Parkhill also writes and illustrates children’s books. Hide and Peek, for example, has been translated into seven Indigenous languages, including Southern Tutchone. That version features William, a moose, hunting for his son, George. (The characters’ names honour Prince William, the Duke of Cambridge, and his son, Prince George. The Duke and Duchess of Cambridge attended the launch in September 2016. The Prince’s Charities Canada helped fund the book’s creation.)
Kwanlin Dün elder Lorraine Allen translated Parkhill’s text into Southern Tutchone and also voiced the story for SayITFirst’s app, which lets readers see and hear native speakers say the words as they read along with Parkhill’s books. Hide and Peek was given to each schoolchild, Indigenous or not, in Whitehorse from kindergarten to Grade 3.
Kwanlin Dün band councillor Sean Smith has read the book with his children, and he appreciates the app. His own language skills are just “intermediate,” he admits, “but growing.” When he was young, he started learning from his grandmother. His own mother lost her language in residential school, where she was taught to think of it as “a limiting factor,” Smith says. His great-grandfather hid his grandmother from the residential school agents and raised her in the bush, and so she proudly retained her ancestral tongue. The fact that his ancestral tongue could cease to exist as elders die is definitely on his mind; his grandmother died in 2010 at age 82.
Smith’s goal is “fluent young speakers,” he says. He pins his hopes on immersion-style schools. Technology can help too. “It’s good for engaging young people,” he says. “Young people are tech-savvy, and they’ll utilize whatever they can get.”
Despite media hype, some experts warn not to put too much stock in technology. “If you’re thinking this [technology itself] is going to save the language, [my response is] no,” says Keren Rice. “It may be an instrument, but it’s not enough. Just because you computerize, that, in and of itself, doesn’t guarantee that you’ll save the language. It’s people choosing to use it, however they choose to use it.”
Rice wonders about the goals people attach to language revitalization. Full fluency is a goal “for some,” she says, “but for others, the goals have to do with establishing a sense of who one is and where they come from. Many speak of language as medicine, or as something that can help with healing from trauma.”
Rice reflects, “For many, whatever they can say or understand in their language is a sign of health, whether it is introducing themselves, saying a prayer, helping an elder [or] using social media. . . . These are all important, and perhaps can be called victories.”
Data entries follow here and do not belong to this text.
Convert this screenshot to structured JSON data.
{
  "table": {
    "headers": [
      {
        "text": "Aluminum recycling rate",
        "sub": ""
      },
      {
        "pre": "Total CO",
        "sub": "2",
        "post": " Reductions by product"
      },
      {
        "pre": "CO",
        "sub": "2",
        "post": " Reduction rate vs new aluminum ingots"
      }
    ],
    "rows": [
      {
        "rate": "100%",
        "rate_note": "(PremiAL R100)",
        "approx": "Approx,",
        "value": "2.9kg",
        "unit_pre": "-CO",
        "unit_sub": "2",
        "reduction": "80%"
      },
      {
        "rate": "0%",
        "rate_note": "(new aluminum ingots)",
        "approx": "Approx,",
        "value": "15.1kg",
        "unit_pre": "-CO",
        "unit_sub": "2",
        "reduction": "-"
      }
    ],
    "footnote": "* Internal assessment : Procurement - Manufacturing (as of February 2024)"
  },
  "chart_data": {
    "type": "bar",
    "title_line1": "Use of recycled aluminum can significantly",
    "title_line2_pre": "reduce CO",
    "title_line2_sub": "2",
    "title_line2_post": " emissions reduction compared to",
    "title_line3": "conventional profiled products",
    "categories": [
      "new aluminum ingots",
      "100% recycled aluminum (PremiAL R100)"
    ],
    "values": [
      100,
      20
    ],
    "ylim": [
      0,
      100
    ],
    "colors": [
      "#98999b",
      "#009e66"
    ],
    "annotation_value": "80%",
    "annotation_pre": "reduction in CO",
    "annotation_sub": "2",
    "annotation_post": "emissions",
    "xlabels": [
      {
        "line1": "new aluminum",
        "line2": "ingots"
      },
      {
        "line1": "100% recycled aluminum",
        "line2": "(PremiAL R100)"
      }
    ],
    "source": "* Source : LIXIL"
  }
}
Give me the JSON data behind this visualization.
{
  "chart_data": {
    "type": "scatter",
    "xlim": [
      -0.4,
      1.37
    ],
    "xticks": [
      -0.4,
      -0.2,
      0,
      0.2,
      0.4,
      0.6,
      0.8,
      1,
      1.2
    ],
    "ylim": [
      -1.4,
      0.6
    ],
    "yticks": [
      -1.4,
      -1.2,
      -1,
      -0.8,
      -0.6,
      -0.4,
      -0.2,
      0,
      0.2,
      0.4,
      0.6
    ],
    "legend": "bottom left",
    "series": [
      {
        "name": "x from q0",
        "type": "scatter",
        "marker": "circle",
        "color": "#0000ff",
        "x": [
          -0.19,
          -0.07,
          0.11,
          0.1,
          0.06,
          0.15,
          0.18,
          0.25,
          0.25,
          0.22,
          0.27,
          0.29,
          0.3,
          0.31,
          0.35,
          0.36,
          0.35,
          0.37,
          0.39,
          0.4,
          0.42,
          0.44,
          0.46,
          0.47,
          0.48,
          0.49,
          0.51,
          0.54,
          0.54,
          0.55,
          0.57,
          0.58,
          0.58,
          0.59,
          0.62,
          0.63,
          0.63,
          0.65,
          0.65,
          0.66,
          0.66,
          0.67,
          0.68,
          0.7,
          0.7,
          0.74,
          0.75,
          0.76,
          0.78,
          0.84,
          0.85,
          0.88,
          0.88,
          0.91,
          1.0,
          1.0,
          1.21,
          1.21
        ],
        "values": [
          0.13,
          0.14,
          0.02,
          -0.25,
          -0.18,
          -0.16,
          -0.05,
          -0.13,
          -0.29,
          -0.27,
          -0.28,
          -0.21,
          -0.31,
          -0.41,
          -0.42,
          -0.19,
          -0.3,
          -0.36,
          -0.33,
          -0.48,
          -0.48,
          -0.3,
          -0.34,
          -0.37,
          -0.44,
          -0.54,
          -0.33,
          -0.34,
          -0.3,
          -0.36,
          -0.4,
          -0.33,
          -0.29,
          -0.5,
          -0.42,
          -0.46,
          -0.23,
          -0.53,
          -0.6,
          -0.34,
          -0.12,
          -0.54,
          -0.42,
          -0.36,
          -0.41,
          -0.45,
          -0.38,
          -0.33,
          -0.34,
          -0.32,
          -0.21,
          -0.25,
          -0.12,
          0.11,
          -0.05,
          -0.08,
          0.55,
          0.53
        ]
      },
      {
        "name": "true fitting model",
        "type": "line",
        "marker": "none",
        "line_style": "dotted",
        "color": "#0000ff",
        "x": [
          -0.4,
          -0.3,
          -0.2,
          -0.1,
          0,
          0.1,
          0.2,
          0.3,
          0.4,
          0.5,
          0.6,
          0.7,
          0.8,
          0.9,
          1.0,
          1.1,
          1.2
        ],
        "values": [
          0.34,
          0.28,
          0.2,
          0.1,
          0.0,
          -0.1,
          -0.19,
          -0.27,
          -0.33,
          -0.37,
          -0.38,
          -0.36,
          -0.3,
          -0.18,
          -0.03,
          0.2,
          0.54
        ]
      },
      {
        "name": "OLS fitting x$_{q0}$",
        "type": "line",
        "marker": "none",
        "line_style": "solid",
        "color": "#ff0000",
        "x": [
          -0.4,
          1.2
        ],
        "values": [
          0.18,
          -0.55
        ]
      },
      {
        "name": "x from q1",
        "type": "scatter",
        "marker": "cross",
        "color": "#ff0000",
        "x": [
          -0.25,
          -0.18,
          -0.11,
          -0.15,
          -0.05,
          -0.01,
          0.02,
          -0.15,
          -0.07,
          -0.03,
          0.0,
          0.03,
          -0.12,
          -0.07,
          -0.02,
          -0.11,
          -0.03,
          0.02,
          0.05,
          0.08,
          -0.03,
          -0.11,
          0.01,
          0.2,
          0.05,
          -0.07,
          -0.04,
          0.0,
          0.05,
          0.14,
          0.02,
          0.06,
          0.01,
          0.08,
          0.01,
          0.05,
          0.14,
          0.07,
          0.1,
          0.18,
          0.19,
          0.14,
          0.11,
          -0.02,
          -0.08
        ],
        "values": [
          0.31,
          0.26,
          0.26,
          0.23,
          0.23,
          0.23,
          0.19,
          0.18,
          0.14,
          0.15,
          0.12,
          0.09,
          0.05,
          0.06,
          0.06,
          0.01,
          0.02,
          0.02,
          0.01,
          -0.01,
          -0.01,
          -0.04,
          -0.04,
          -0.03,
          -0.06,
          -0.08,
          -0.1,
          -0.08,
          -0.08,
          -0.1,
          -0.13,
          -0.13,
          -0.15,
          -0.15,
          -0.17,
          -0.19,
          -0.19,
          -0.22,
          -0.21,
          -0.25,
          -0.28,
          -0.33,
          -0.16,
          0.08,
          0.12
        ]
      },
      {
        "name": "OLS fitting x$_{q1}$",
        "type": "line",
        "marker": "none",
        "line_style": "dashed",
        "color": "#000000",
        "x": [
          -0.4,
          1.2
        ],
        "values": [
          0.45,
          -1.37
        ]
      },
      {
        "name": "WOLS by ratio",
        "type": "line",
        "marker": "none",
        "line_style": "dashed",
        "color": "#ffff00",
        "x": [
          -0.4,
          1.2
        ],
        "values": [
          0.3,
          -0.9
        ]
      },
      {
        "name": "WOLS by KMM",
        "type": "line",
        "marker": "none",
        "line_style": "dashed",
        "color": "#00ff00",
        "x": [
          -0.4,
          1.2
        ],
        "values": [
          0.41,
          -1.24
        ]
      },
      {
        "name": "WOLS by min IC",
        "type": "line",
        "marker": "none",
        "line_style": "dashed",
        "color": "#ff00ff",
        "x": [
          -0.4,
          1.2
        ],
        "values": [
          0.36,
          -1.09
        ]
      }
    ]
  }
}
Sean Smith recalls that his grandmother, who was hidden in the Yukon bush to protect her language and culture, once told him, pragmatically, that he needs to “have a care to keep one foot in western culture and the other in my own culture and traditions.”
For her part, Monague, along with her laptop, perseveres. Registered full time in the Anishnaabemowin (Ojibwe language) program at Georgian College in Barrie, Ont., she wins scholarships, earns bursaries and makes the dean’s list every semester. Her youngest son, Dominique, 13, already speaks the language as well as she does. And that, she believes, is a good thing.
This story first appeared in The Observer’s October 2017 issue with the title “Language lifeline.”